Campaign Action
A series of court decisions since the beginning of the year have allowed Deferred Action for Childhood Arrivals (DACA) recipients to renew their two-year work permits and protection from deportation, “but many DACA recipients have been slow to reach for the lifeline,” according to United States Citizenship and Immigration Services (USCIS) numbers cited by the Los Angeles Times. In fact, thousands continue to remain out of status despite being eligible to reapply for their protections:
Renewal applications were slow to come in after the window reopened on Jan. 10 — just 11,000 through Jan. 31. U.S. Citizenship and Immigration Services didn’t approve any of them at first, statistics show.
But more than 59,000 applications came in during February and March, and 32,000 were approved, the figures show. All told, counting applications already in the pipeline before January, the agency approved more than 55,000 applications in the first three months of the year. Another 51,000 were pending on March 31, a jump from December.
While “the pace of applications and renewals has picked up dramatically in the last few months … many DACA recipients are still hanging back.” It’s not hard to see why—these young people are living in fear and anxiety. It’s the Trump administration that ended DACA, it’s the Trump administration that has torpedoed bipartisan deals to protect Dreamers, and it’s the Trump administration that continues to challenge the court decisions that partially resurrected DACA.
”I think there's massive anxiety," said David Leopold, former president of the American Immigration Lawyers Association (AILA), and an attorney who has represented numerous undocumented immigrants who were once considered “low priority” for arrest under previous administrations, but have now become prioritized under Trump’s racist, mass deportation agenda. "Look at the president,” Leopold continued. “You don't know from one day to the next what's going to happen with this White House."
Immigrant rights groups, like United We Dream, have kicked off various initiatives to ease the application process for immigrant youth, including offering avenues to legal assistance and fundraising $800,000 as of April to assist young people with their $495 renewal fees, which in itself is a massive hinderance when you can’t work legally in the first place. But, there’s still uncertainty. Indicted Texas Attorney General Ken Paxton has made good on his promise to sue the government over DACA, continuing to leave its future in doubt:
"We're telling people, 'You need to renew.' The problem is, they don't trust that anymore," said Elias Rosenfeld, a student and activist who was able to renew his own DACA protections. "It's real fragile right now."
Lawyers say some clients are afraid to put in renewal applications, worried about attracting attention from enforcement agents.

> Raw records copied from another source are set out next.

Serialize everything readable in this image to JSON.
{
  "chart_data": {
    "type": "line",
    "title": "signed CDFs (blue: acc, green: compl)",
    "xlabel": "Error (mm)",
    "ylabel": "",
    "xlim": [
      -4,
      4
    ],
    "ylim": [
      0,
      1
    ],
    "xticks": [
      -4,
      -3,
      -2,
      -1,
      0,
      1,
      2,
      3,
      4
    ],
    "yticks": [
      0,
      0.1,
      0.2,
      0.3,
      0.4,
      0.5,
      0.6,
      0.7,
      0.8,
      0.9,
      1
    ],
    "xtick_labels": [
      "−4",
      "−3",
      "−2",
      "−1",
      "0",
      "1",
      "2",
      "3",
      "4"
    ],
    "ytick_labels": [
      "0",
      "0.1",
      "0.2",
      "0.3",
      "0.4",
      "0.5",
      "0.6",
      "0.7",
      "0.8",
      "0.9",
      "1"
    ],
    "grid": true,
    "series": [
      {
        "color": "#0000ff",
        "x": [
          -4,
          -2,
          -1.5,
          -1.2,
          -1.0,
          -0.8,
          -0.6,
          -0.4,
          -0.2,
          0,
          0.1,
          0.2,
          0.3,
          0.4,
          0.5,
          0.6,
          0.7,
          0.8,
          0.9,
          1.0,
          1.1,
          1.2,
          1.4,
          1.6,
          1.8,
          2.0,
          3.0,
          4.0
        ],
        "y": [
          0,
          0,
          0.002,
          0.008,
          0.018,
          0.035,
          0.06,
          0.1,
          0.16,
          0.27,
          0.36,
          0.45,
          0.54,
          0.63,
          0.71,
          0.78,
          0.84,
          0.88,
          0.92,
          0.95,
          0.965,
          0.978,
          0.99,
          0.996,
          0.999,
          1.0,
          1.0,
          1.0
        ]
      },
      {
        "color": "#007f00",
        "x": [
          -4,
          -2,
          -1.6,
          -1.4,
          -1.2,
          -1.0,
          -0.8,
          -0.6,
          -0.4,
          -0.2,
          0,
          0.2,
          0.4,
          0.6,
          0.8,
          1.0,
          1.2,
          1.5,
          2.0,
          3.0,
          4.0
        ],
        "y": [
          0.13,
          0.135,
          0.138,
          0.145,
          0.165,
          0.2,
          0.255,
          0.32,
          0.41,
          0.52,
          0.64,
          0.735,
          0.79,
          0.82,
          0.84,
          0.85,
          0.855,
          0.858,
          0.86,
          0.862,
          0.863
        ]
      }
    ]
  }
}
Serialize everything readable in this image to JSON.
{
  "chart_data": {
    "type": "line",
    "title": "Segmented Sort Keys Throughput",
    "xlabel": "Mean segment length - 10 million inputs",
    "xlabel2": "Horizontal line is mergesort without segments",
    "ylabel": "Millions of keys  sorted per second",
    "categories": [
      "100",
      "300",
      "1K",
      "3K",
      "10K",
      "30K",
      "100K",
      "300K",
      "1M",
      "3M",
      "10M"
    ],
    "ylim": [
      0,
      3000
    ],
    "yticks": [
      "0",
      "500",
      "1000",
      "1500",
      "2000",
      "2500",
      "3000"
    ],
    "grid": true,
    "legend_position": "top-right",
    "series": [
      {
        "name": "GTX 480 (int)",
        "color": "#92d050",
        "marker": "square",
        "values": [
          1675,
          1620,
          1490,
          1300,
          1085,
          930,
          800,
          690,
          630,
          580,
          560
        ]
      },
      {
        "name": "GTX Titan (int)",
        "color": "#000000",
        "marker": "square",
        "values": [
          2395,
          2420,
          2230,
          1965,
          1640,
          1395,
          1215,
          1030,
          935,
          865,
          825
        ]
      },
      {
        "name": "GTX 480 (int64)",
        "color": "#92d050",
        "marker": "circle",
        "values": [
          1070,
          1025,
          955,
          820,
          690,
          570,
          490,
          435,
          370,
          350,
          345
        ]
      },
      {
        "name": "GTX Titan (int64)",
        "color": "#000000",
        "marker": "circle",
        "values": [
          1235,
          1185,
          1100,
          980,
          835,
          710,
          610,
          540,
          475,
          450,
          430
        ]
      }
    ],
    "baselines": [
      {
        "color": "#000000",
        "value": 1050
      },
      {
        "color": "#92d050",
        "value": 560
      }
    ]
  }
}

The Trump administration has continued to target some DACA recipients with no due cause other than just wanting to kick them out of the only country they’ve ever known as home. Last year, Seattle DACA recipient Daniel Ramirez Medina was arrested by Immigration and Customs Enforcement (ICE) during a raid targeting his father, despite having valid protections. Falsely accused of gang affiliation, he was kept locked up for six weeks and stripped of his DACA. He eventually won those protections back, but is yet again facing the very real prospect of losing them for a second time:
"I think it's a real difficult decision," said Nicole Prchal Svajlenka, a senior policy analyst at the left-leaning Center for American Progress who has been tracking the DACA statistics. "Do you apply now and take what you can get, or wait and hope?"
Svajlenka also blamed Citizenship and Immigration Services for not doing more to publicize the program's revival, leaving advocacy groups to try to sort out the muddle created by the agency's complicated deadlines and the court orders.
"I think there's a ton of confusion over what's going on with DACA anymore," she said.
“To members of Congress, I say: it has been over 200 days since Trump ended DACA and of your inaction, we cannot wait any longer,” said Alexis Tovar, who wrote a recent op-ed in Newsweek in support of his sister Yatziri, a DACA recipient. “While my sister can’t vote, I, as a U.S. citizen, can. And so too can hundreds of thousands of children, brothers, sisters, and friends of Dreamers whose lives Congress left in limbo. As we get closer to November, know that we are paying attention.”